Software development teams with a good testing culture move faster and get more done. The test suite is the wall at their back. A culture of quality monitoring and alerting provides that same backstop for operations. It removes the anxiety around day to issues and intentional changes.
It helps you make informed decisions when you have to fight fires. As you level up, you spend less time fighting fires and more time preventing fires. It provides insight to stay far enough ahead of problems to focus on actual improvements. You become confident that a fire won’t start if you take a vacation. Your family quits expecting you to come home angry. Life gets better.
What habits do we need to make (or break) to make this happen?
-
Shared Expectations. Achieving full coverage requires group involvement. You’ll forever be fighting fires if everyone isn’t working to provide the same level of service.
-
Respect it. Your monitoring system can only protect you if you respect it. Unresolved alerts cannot be normal.
-
Full coverage. It’s not good enough to monitor the front end. Your full infrastructure needs to be in bounds to find and resolve root causes.
-
Centralize it.
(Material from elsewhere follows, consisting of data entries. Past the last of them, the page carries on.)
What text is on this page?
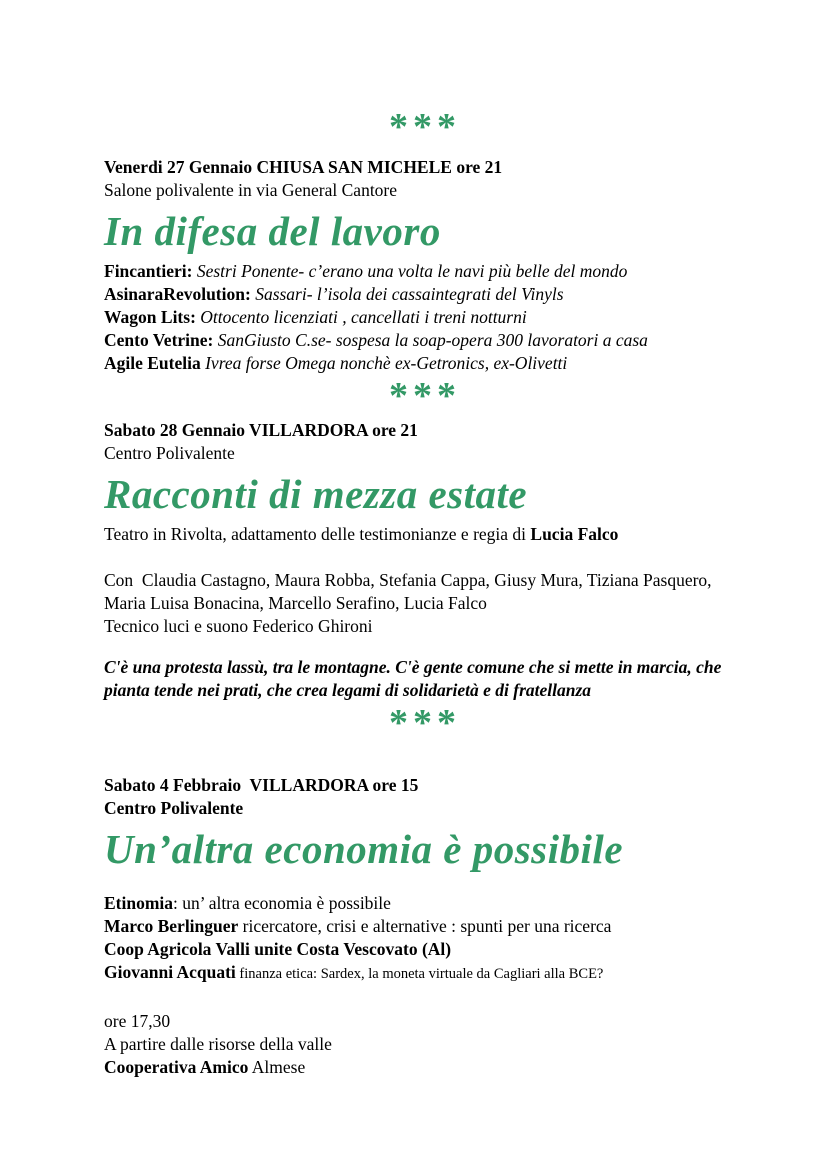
***

Venerdi 27 Gennaio CHIUSA SAN MICHELE ore 21

Salone polivalente in via General Cantore

In difesa del lavoro

Fincantieri: Sestri Ponente- c’erano una volta le navi più belle del mondo

AsinaraRevolution: Sassari- l’isola dei cassaintegrati del Vinyls

Wagon Lits: Ottocento licenziati , cancellati i treni notturni

Cento Vetrine: SanGiusto C.se- sospesa la soap-opera 300 lavoratori a casa

Agile Eutelia Ivrea forse Omega nonchè ex-Getronics, ex-Olivetti

***

Sabato 28 Gennaio VILLARDORA ore 21

Centro Polivalente

Racconti di mezza estate

Teatro in Rivolta, adattamento delle testimonianze e regia di Lucia Falco

Con  Claudia Castagno, Maura Robba, Stefania Cappa, Giusy Mura, Tiziana Pasquero, Maria Luisa Bonacina, Marcello Serafino, Lucia Falco

Tecnico luci e suono Federico Ghironi

C'è una protesta lassù, tra le montagne. C'è gente comune che si mette in marcia, che pianta tende nei prati, che crea legami di solidarietà e di fratellanza

***

Sabato 4 Febbraio  VILLARDORA ore 15

Centro Polivalente

Un’altra economia è possibile

Etinomia: un’ altra economia è possibile

Marco Berlinguer ricercatore, crisi e alternative : spunti per una ricerca

Coop Agricola Valli unite Costa Vescovato (Al)

Giovanni Acquati finanza etica: Sardex, la moneta virtuale da Cagliari alla BCE?

ore 17,30

A partire dalle risorse della valle

Cooperativa Amico Almese
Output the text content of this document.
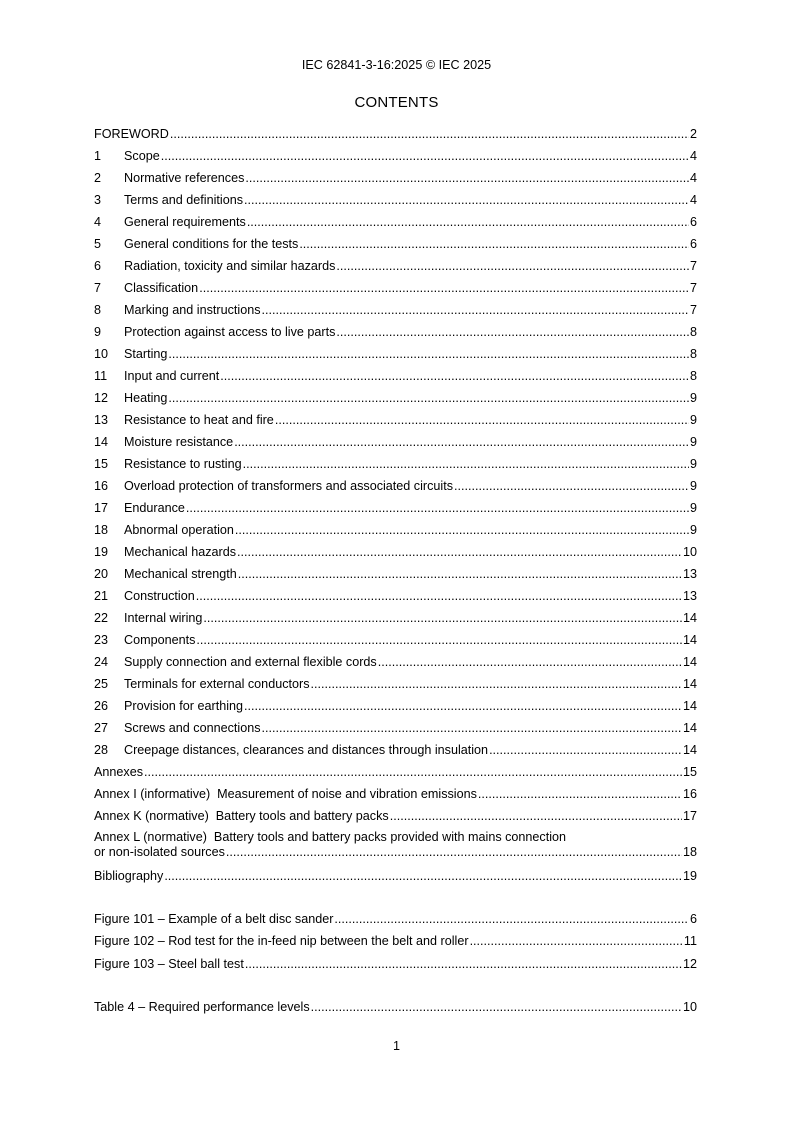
IEC 62841-3-16:2025 © IEC 2025
CONTENTS
FOREWORD .....	2
1	Scope .....	4
2	Normative references .....	4
3	Terms and definitions .....	4
4	General requirements .....	6
5	General conditions for the tests .....	6
6	Radiation, toxicity and similar hazards .....	7
7	Classification .....	7
8	Marking and instructions .....	7
9	Protection against access to live parts .....	8
10	Starting .....	8
11	Input and current .....	8
12	Heating .....	9
13	Resistance to heat and fire .....	9
14	Moisture resistance .....	9
15	Resistance to rusting .....	9
16	Overload protection of transformers and associated circuits .....	9
17	Endurance .....	9
18	Abnormal operation .....	9
19	Mechanical hazards .....	10
20	Mechanical strength .....	13
21	Construction .....	13
22	Internal wiring .....	14
23	Components .....	14
24	Supply connection and external flexible cords .....	14
25	Terminals for external conductors .....	14
26	Provision for earthing .....	14
27	Screws and connections .....	14
28	Creepage distances, clearances and distances through insulation .....	14
Annexes .....	15
Annex I (informative)  Measurement of noise and vibration emissions .....	16
Annex K (normative)  Battery tools and battery packs .....	17
Annex L (normative)  Battery tools and battery packs provided with mains connection
or non-isolated sources .....	18
Bibliography .....	19
Figure 101 – Example of a belt disc sander .....	6
Figure 102 – Rod test for the in-feed nip between the belt and roller .....	11
Figure 103 – Steel ball test .....	12
Table 4 – Required performance levels .....	10
1
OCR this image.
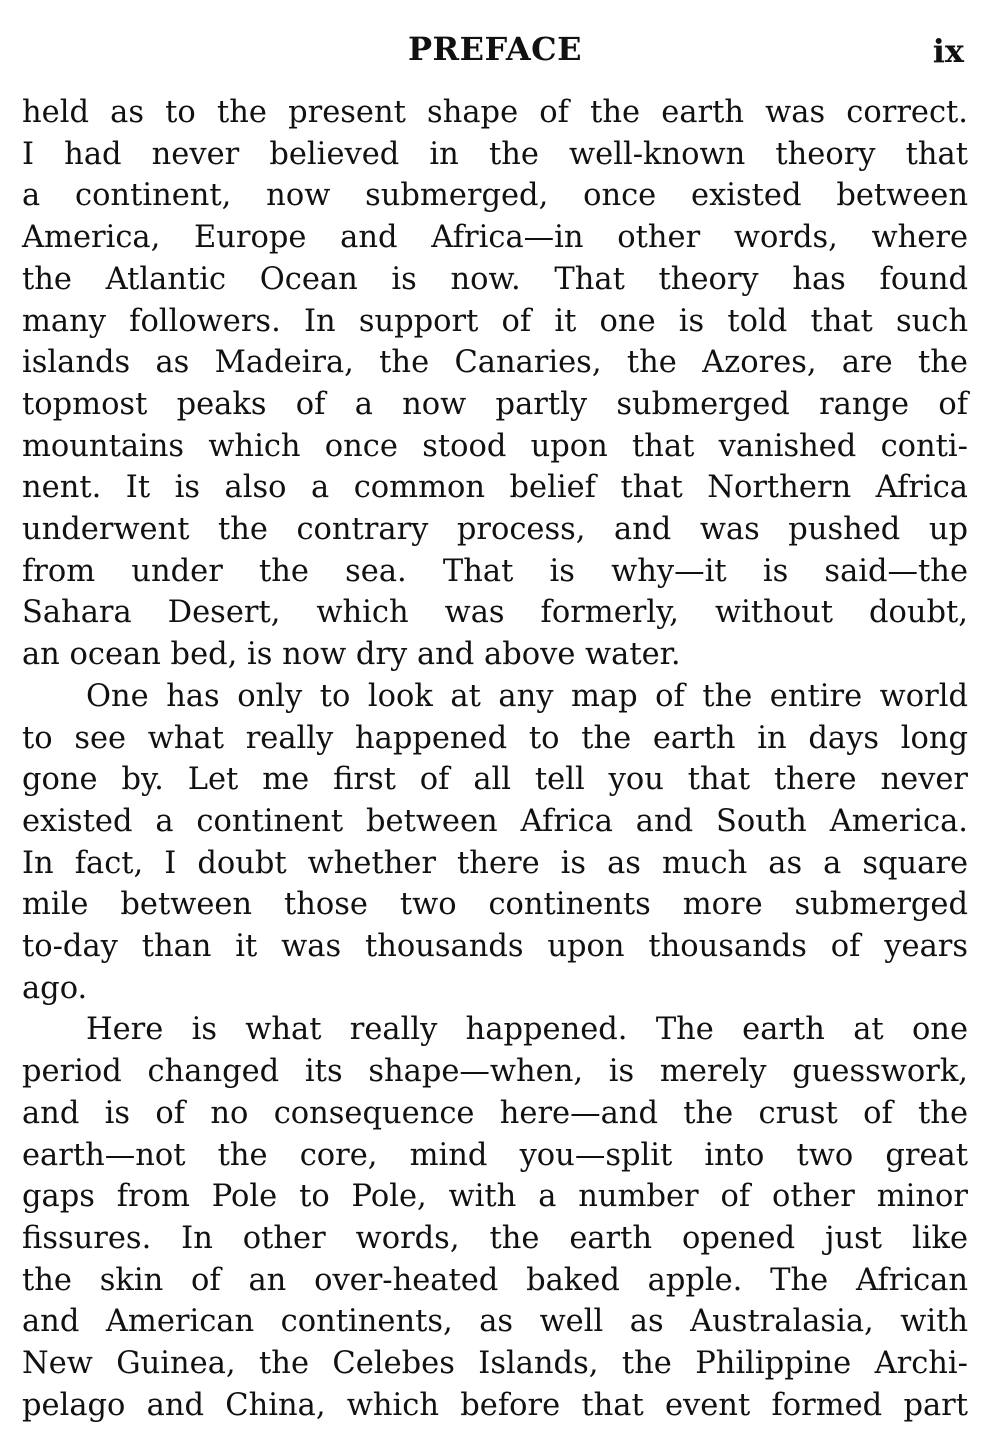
PREFACE	ix
held as to the present shape of the earth was correct.
I had never believed in the well-known theory that
a continent, now submerged, once existed between
America, Europe and Africa—in other words, where
the Atlantic Ocean is now. That theory has found
many followers. In support of it one is told that such
islands as Madeira, the Canaries, the Azores, are the
topmost peaks of a now partly submerged range of
mountains which once stood upon that vanished conti-
nent. It is also a common belief that Northern Africa
underwent the contrary process, and was pushed up
from under the sea. That is why—it is said—the
Sahara Desert, which was formerly, without doubt,
an ocean bed, is now dry and above water.
One has only to look at any map of the entire world
to see what really happened to the earth in days long
gone by. Let me first of all tell you that there never
existed a continent between Africa and South America.
In fact, I doubt whether there is as much as a square
mile between those two continents more submerged
to-day than it was thousands upon thousands of years
ago.
Here is what really happened. The earth at one
period changed its shape—when, is merely guesswork,
and is of no consequence here—and the crust of the
earth—not the core, mind you—split into two great
gaps from Pole to Pole, with a number of other minor
fissures. In other words, the earth opened just like
the skin of an over-heated baked apple. The African
and American continents, as well as Australasia, with
New Guinea, the Celebes Islands, the Philippine Archi-
pelago and China, which before that event formed part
Your monitoring tools all need to report back to a central point, and the alerts need to all come from there.
-
Set appropriate thresholds. Alerts that (usually) resolve themselves after a few minutes are a great way to form dangerous habits. Thresholds must be set so we only alert when intervention is required.
-
Be proactive. It’s not good enough to get an alert when the system goes down. You need to find leading indicators and watch those in order to prevent downtime.
-
Continuous improvement. If your monitoring does let you down, adjust so it does better next time. Add alerts to push closer to root causes - iterate enough times and you can eliminate them.
-
Use the scientific method. Make a hypothesis and monitor for it. Forge ahead with facts rather than conjecture.
None of these are hard to adopt. Over time, they pay huge dividends of saved time and reduced stress. Figuring these practices out made a huge impact in my life and in my stress levels, and they can do the same for you. In future articles, I’ll be expanding on what these practices mean in the real world
Stop thinking of monitoring as a project with a deadline and start making it part of your culture.